Большой опере большое плавание
Валерий Гергиев исполнил «Аиду» в Московской филармонии
«Аида» Верди в концертном исполнении с участием Валерия Гергиева, оркестра, хора и солистов Мариинского театра (среди них Татьяна Сержан, Екатерина Семенчук, Ованес Айвазян и другие) на сцене зала Чайковского прозвучала настолько же ослепительно, насколько привычно. Великолепная трагедия, когда-то написанная к праздничному случаю, не обманула ожиданий и была громкой и грандиозной, в чем убедилась Юлия Бедерова.
Если не знать, как плотно расписание Мариинского театра и как богат список его оперных названий, можно подумать, что за последние два-три года Валерий Гергиев и его команда представили в Москве в концертном варианте большую часть мариинского репертуара. На деле, как бы ни были регулярны появления Гергиева в Москве с многочасовыми полотнами Вагнера, Римского-Корсакова или Мусоргского, оперы Верди, с которыми театр редко появляется в Москве, составляют крепкую и обширную репертуарную основу гергиевской Мариинки.
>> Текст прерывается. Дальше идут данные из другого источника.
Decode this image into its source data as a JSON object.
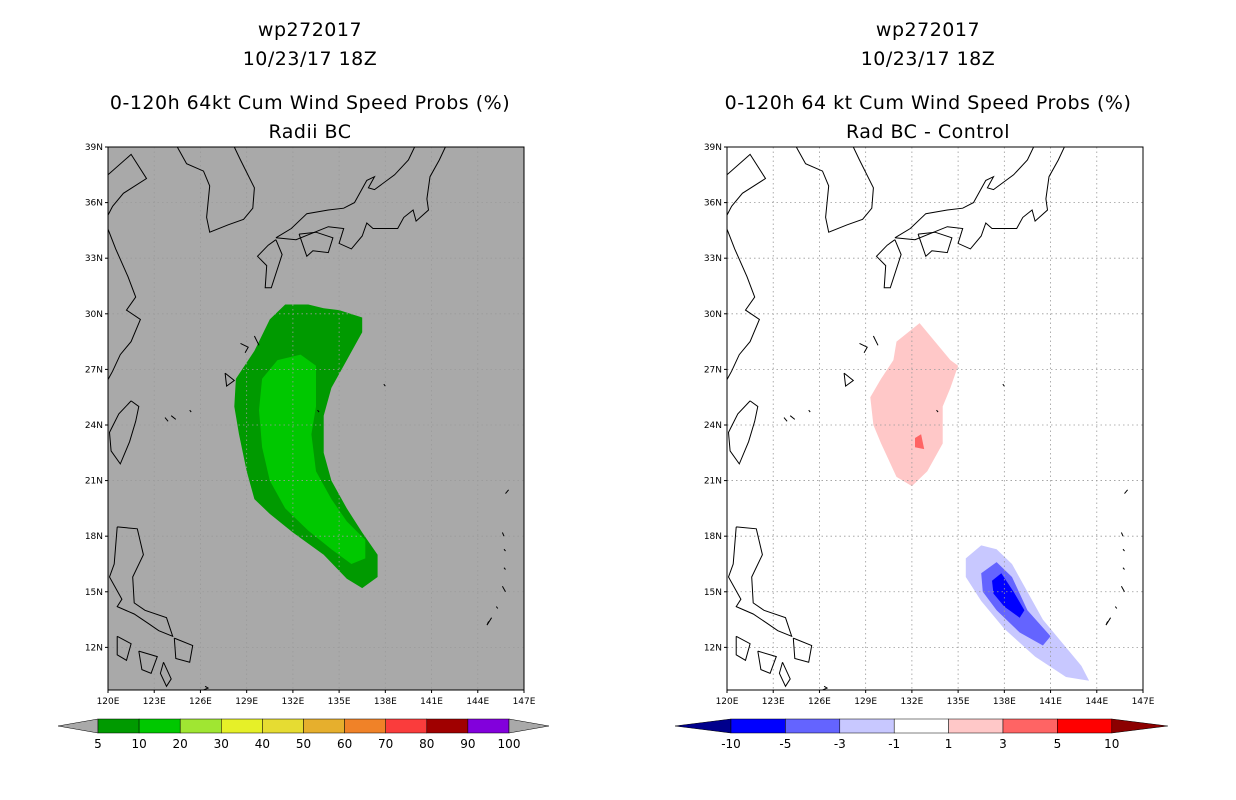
{
  "chart_data": [
    {
      "type": "heatmap",
      "title_lines": [
        "wp272017",
        "10/23/17 18Z"
      ],
      "subtitle": "0-120h 64kt Cum Wind Speed Probs (%)",
      "subtitle2": "Radii BC",
      "x_ticks": [
        "120E",
        "123E",
        "126E",
        "129E",
        "132E",
        "135E",
        "138E",
        "141E",
        "144E",
        "147E"
      ],
      "y_ticks": [
        "39N",
        "36N",
        "33N",
        "30N",
        "27N",
        "24N",
        "21N",
        "18N",
        "15N",
        "12N"
      ],
      "lon_range": [
        120,
        147
      ],
      "lat_range": [
        9.7,
        39
      ],
      "background": "#a9a9a9",
      "colorbar": {
        "labels": [
          "5",
          "10",
          "20",
          "30",
          "40",
          "50",
          "60",
          "70",
          "80",
          "90",
          "100"
        ],
        "colors": [
          "#009a00",
          "#00c800",
          "#a0e632",
          "#e6f028",
          "#e6dc32",
          "#e6af2d",
          "#f08228",
          "#fa3c3c",
          "#a00000",
          "#8200dc"
        ],
        "end_color": "#a9a9a9"
      },
      "regions": [
        {
          "level": "5-10%",
          "color": "#009a00",
          "polygon": [
            [
              128.3,
              26.5
            ],
            [
              129.5,
              28
            ],
            [
              130.5,
              29.7
            ],
            [
              131.5,
              30.5
            ],
            [
              133,
              30.5
            ],
            [
              134,
              30.3
            ],
            [
              135,
              30.2
            ],
            [
              136.5,
              29.8
            ],
            [
              136.5,
              29
            ],
            [
              135.5,
              27.5
            ],
            [
              134.5,
              26
            ],
            [
              134,
              24.5
            ],
            [
              134,
              22.5
            ],
            [
              134.5,
              21
            ],
            [
              135.5,
              19.5
            ],
            [
              136.5,
              18.2
            ],
            [
              137.5,
              17
            ],
            [
              137.5,
              15.8
            ],
            [
              136.5,
              15.2
            ],
            [
              135.5,
              15.7
            ],
            [
              134,
              17
            ],
            [
              132,
              18.2
            ],
            [
              130.5,
              19.2
            ],
            [
              129.5,
              20
            ],
            [
              129,
              21.5
            ],
            [
              128.5,
              23.5
            ],
            [
              128.2,
              25
            ]
          ]
        },
        {
          "level": "10-20%",
          "color": "#00c800",
          "polygon": [
            [
              130,
              26.5
            ],
            [
              131,
              27.5
            ],
            [
              132.5,
              27.8
            ],
            [
              133.5,
              27.2
            ],
            [
              133.5,
              25
            ],
            [
              133.2,
              23.5
            ],
            [
              133.5,
              21.5
            ],
            [
              134.5,
              20
            ],
            [
              135.5,
              18.8
            ],
            [
              136.7,
              17.8
            ],
            [
              136.7,
              16.8
            ],
            [
              135.8,
              16.5
            ],
            [
              134.5,
              17.3
            ],
            [
              133,
              18.3
            ],
            [
              131.5,
              19.5
            ],
            [
              130.5,
              21
            ],
            [
              130,
              22.8
            ],
            [
              129.8,
              24.8
            ]
          ]
        }
      ]
    },
    {
      "type": "heatmap",
      "title_lines": [
        "wp272017",
        "10/23/17 18Z"
      ],
      "subtitle": "0-120h 64 kt Cum Wind Speed Probs (%)",
      "subtitle2": "Rad BC - Control",
      "x_ticks": [
        "120E",
        "123E",
        "126E",
        "129E",
        "132E",
        "135E",
        "138E",
        "141E",
        "144E",
        "147E"
      ],
      "y_ticks": [
        "39N",
        "36N",
        "33N",
        "30N",
        "27N",
        "24N",
        "21N",
        "18N",
        "15N",
        "12N"
      ],
      "lon_range": [
        120,
        147
      ],
      "lat_range": [
        9.7,
        39
      ],
      "background": "#ffffff",
      "colorbar": {
        "labels": [
          "-10",
          "-5",
          "-3",
          "-1",
          "1",
          "3",
          "5",
          "10"
        ],
        "colors": [
          "#0000ff",
          "#6464ff",
          "#c8c8ff",
          "#ffffff",
          "#ffc8c8",
          "#ff6464",
          "#ff0000"
        ],
        "end_left_color": "#00008c",
        "end_right_color": "#8c0000"
      },
      "regions": [
        {
          "level": "+1 to +3",
          "color": "#ffc8c8",
          "polygon": [
            [
              131,
              28.5
            ],
            [
              132.5,
              29.5
            ],
            [
              133.5,
              28.5
            ],
            [
              134.5,
              27.5
            ],
            [
              135,
              27.2
            ],
            [
              134.5,
              26
            ],
            [
              134,
              25
            ],
            [
              134,
              23
            ],
            [
              133,
              21.5
            ],
            [
              132,
              20.7
            ],
            [
              131,
              21.2
            ],
            [
              130,
              23
            ],
            [
              129.5,
              24
            ],
            [
              129.3,
              25.5
            ],
            [
              130,
              26.5
            ],
            [
              130.8,
              27.5
            ]
          ]
        },
        {
          "level": "+3 to +5",
          "color": "#ff6464",
          "polygon": [
            [
              132.2,
              23.3
            ],
            [
              132.6,
              23.5
            ],
            [
              132.8,
              22.7
            ],
            [
              132.2,
              22.8
            ]
          ]
        },
        {
          "level": "-1 to -3",
          "color": "#c8c8ff",
          "polygon": [
            [
              135.5,
              16.8
            ],
            [
              136.5,
              17.5
            ],
            [
              137.5,
              17.3
            ],
            [
              138.5,
              16.5
            ],
            [
              139.5,
              15
            ],
            [
              140.5,
              13.5
            ],
            [
              142,
              12
            ],
            [
              143,
              11
            ],
            [
              143.5,
              10.2
            ],
            [
              142,
              10.4
            ],
            [
              140,
              11.5
            ],
            [
              138,
              13
            ],
            [
              136.5,
              14.5
            ],
            [
              135.5,
              15.8
            ]
          ]
        },
        {
          "level": "-3 to -5",
          "color": "#6464ff",
          "polygon": [
            [
              136.5,
              16
            ],
            [
              137.5,
              16.6
            ],
            [
              138.5,
              15.8
            ],
            [
              139.5,
              14
            ],
            [
              141,
              12.6
            ],
            [
              140.5,
              12.1
            ],
            [
              139,
              12.8
            ],
            [
              137.5,
              14
            ],
            [
              136.6,
              15
            ]
          ]
        },
        {
          "level": "-5 to -10",
          "color": "#0000ff",
          "polygon": [
            [
              137.2,
              15.6
            ],
            [
              137.8,
              16
            ],
            [
              138.6,
              15
            ],
            [
              139.3,
              14
            ],
            [
              139,
              13.6
            ],
            [
              138,
              14.2
            ],
            [
              137.3,
              14.9
            ]
          ]
        }
      ]
    }
  ]
}
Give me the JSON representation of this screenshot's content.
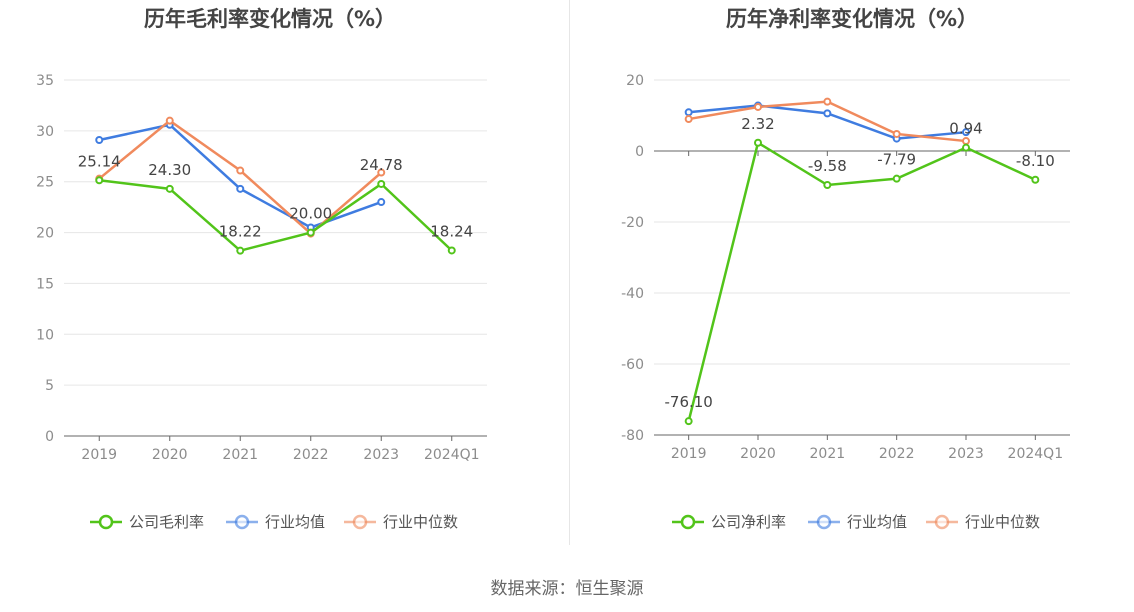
{
  "source_text": "数据来源：恒生聚源",
  "colors": {
    "company": "#52c41a",
    "industry_avg": "#3f7ce0",
    "industry_median": "#f08a5d",
    "grid": "#e6e6e6",
    "axis": "#666666"
  },
  "chart_data": [
    {
      "type": "line",
      "title": "历年毛利率变化情况（%）",
      "categories": [
        "2019",
        "2020",
        "2021",
        "2022",
        "2023",
        "2024Q1"
      ],
      "ylim": [
        0,
        35
      ],
      "yticks": [
        0,
        5,
        10,
        15,
        20,
        25,
        30,
        35
      ],
      "grid": true,
      "legend_position": "bottom",
      "series": [
        {
          "name": "公司毛利率",
          "color_key": "company",
          "values": [
            25.14,
            24.3,
            18.22,
            20.0,
            24.78,
            18.24
          ],
          "labels": [
            "25.14",
            "24.30",
            "18.22",
            "20.00",
            "24.78",
            "18.24"
          ]
        },
        {
          "name": "行业均值",
          "color_key": "industry_avg",
          "values": [
            29.1,
            30.6,
            24.3,
            20.5,
            23.0,
            null
          ]
        },
        {
          "name": "行业中位数",
          "color_key": "industry_median",
          "values": [
            25.3,
            31.0,
            26.1,
            19.9,
            25.9,
            null
          ]
        }
      ]
    },
    {
      "type": "line",
      "title": "历年净利率变化情况（%）",
      "categories": [
        "2019",
        "2020",
        "2021",
        "2022",
        "2023",
        "2024Q1"
      ],
      "ylim": [
        -80,
        20
      ],
      "yticks": [
        -80,
        -60,
        -40,
        -20,
        0,
        20
      ],
      "grid": true,
      "legend_position": "bottom",
      "series": [
        {
          "name": "公司净利率",
          "color_key": "company",
          "values": [
            -76.1,
            2.32,
            -9.58,
            -7.79,
            0.94,
            -8.1
          ],
          "labels": [
            "-76.10",
            "2.32",
            "-9.58",
            "-7.79",
            "0.94",
            "-8.10"
          ]
        },
        {
          "name": "行业均值",
          "color_key": "industry_avg",
          "values": [
            10.9,
            12.8,
            10.6,
            3.5,
            5.3,
            null
          ]
        },
        {
          "name": "行业中位数",
          "color_key": "industry_median",
          "values": [
            9.0,
            12.4,
            13.9,
            4.8,
            2.8,
            null
          ]
        }
      ]
    }
  ]
}
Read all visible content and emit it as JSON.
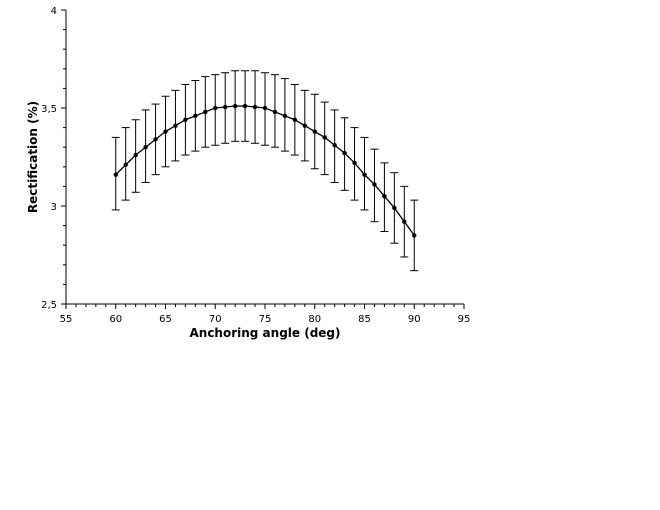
{
  "chart_data": {
    "type": "line",
    "title": "",
    "xlabel": "Anchoring angle (deg)",
    "ylabel": "Rectification (%)",
    "xlim": [
      55,
      95
    ],
    "ylim": [
      2.5,
      4
    ],
    "x_ticks": [
      "55",
      "60",
      "65",
      "70",
      "75",
      "80",
      "85",
      "90",
      "95"
    ],
    "y_ticks": [
      "2,5",
      "3",
      "3,5",
      "4"
    ],
    "x_tick_values": [
      55,
      60,
      65,
      70,
      75,
      80,
      85,
      90,
      95
    ],
    "y_tick_values": [
      2.5,
      3,
      3.5,
      4
    ],
    "grid": false,
    "legend": "none",
    "colors": {
      "line": "#000000"
    },
    "series": [
      {
        "x": [
          60,
          61,
          62,
          63,
          64,
          65,
          66,
          67,
          68,
          69,
          70,
          71,
          72,
          73,
          74,
          75,
          76,
          77,
          78,
          79,
          80,
          81,
          82,
          83,
          84,
          85,
          86,
          87,
          88,
          89,
          90
        ],
        "y": [
          3.16,
          3.21,
          3.26,
          3.3,
          3.34,
          3.38,
          3.41,
          3.44,
          3.46,
          3.48,
          3.5,
          3.505,
          3.51,
          3.51,
          3.505,
          3.5,
          3.48,
          3.46,
          3.44,
          3.41,
          3.38,
          3.35,
          3.31,
          3.27,
          3.22,
          3.16,
          3.11,
          3.05,
          2.99,
          2.92,
          2.85
        ],
        "err_upper": [
          3.35,
          3.4,
          3.44,
          3.49,
          3.52,
          3.56,
          3.59,
          3.62,
          3.64,
          3.66,
          3.67,
          3.68,
          3.69,
          3.69,
          3.69,
          3.68,
          3.67,
          3.65,
          3.62,
          3.59,
          3.57,
          3.53,
          3.49,
          3.45,
          3.4,
          3.35,
          3.29,
          3.22,
          3.17,
          3.1,
          3.03
        ],
        "err_lower": [
          2.98,
          3.03,
          3.07,
          3.12,
          3.16,
          3.2,
          3.23,
          3.26,
          3.28,
          3.3,
          3.31,
          3.32,
          3.33,
          3.33,
          3.32,
          3.31,
          3.3,
          3.28,
          3.26,
          3.23,
          3.19,
          3.16,
          3.12,
          3.08,
          3.03,
          2.98,
          2.92,
          2.87,
          2.81,
          2.74,
          2.67
        ]
      }
    ]
  }
}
А Татьяна Сержан, одна из главных звезд московского каста гастрольной «Аиды», неотъемлемая часть сегодняшней элиты мариинского ансамбля, в сезоне-2019/20 занята практически во всех вердиевских названиях числом не меньше семи (включая «Реквием»), а также поет в Венской Штаатсопер — в «Набукко» и «Макбете». Исключение сделано для Deutsche Oper в Берлине, где Сержан участвует в пуччиниевской «Манон Леско».
Перекрывающий оркестр чуть старомодно могучий голос Сержан — яркого тембра, с блестящим форте и характерной манерой избегания пиано в границах широкой обобщенной фразировки без лишних деталей — такая же прочная и эффектная опора вердиевской музыки в исполнении мариинских музыкантов, как звучание их медных духовых. В сущности, все, что располагается между ними — голосом Сержан и ясной громоподобной медью,— в гергиевской «Аиде» выполнено мастерски, но на фоне их соревнования друг с другом динамично меркнет и оказывается не столь важным.
Многие полагают, что, несмотря на свою несколько одиозную по нынешним меркам историю представлений с участием живых слонов, «Аида» Верди отнюдь не только выдержанный в духе историзма памятник художественному колониализму, в очертаниях которого, кажется, запечатлена вся немыслимая парадность европейского оперного театра золотой эры. Но этим вечером ничто — ни скрытая за массой плотно сбитого звука логика и красота прозрачной инженерной конструкции партитуры, ни человечность ее мелодического и драматического обаяния, ни тень античного конфликта воли, судьбы и долга, лежащая на лаковой поверхности многофигурной романтической композиции,— не могло отвлечь слушателя от грандиозного и величественного музыкального представления, если угодно, именно что «про слонов», каким музыка «Аиды» становилась сама собой, как будто совершенно естественным образом. На самом деле сделать эту музыку такой сегодня мало кому по силам, но Гергиеву и его подопечным удалось безупречно.
Слушатель мог почувствовать себя счастливым обладателем билетов в первые ряды театра вроде «Арены ди Верона», где тебя накрывает с головой и массивом звука, и укрупненным величием зрелищности. Или даже изумленным участником фантастического фильма-катастрофы: что-нибудь такое, где гигантский океанский лайнер со всеми его мощными палубами, матросами, пассажирами и тысячами горящих огней могущественно и неуклонно взрезается в береговую линию, круша все на своем пути, но сам не давая почти ни трещины. Разве что где-то в средних голосах ансамблей что-то еле заметно расходится, но крайние точки, верхние ноты, акценты фраз — все крепки и надежны. А между ариями, дуэтами, хорами, оркестровыми эпизодами, наваливающимися на слушателя сверху вниз, ни миллиметра зазора, ни тени контраста, ни грамма неровно распределенного веса, чтобы заметить хоть сколько-нибудь чувствительную разницу в плотности.
Казалось, Гергиев с неохотой прервался даже на один антракт, настолько форма в его исполнении едина, неразрывна и развивается не от кульминации к кульминации, как это бывает в его, например, Вагнере, но внутри одной-единственной кульминации размером в четырехактную партитуру.
Притягательная в своей драматической тонкости и вокальной выразительности Екатерина Семенчук в партии Амнерис судьбу этой «Аиды» изменить не могла. И весь парадный ансамбль — Ованес Айвазян (Радамес), Роман Бурденко (Амонасро), Михаил Колелишвили (Царь Египта), Михаил Петренко (Рамфис) — решительно соответствовал размаху, возвышенно равнодушной слепящей ровности и уровню громкости героической музыкальной конструкции. Даже в финале, где герои умирают — внезапно — на фортиссимо.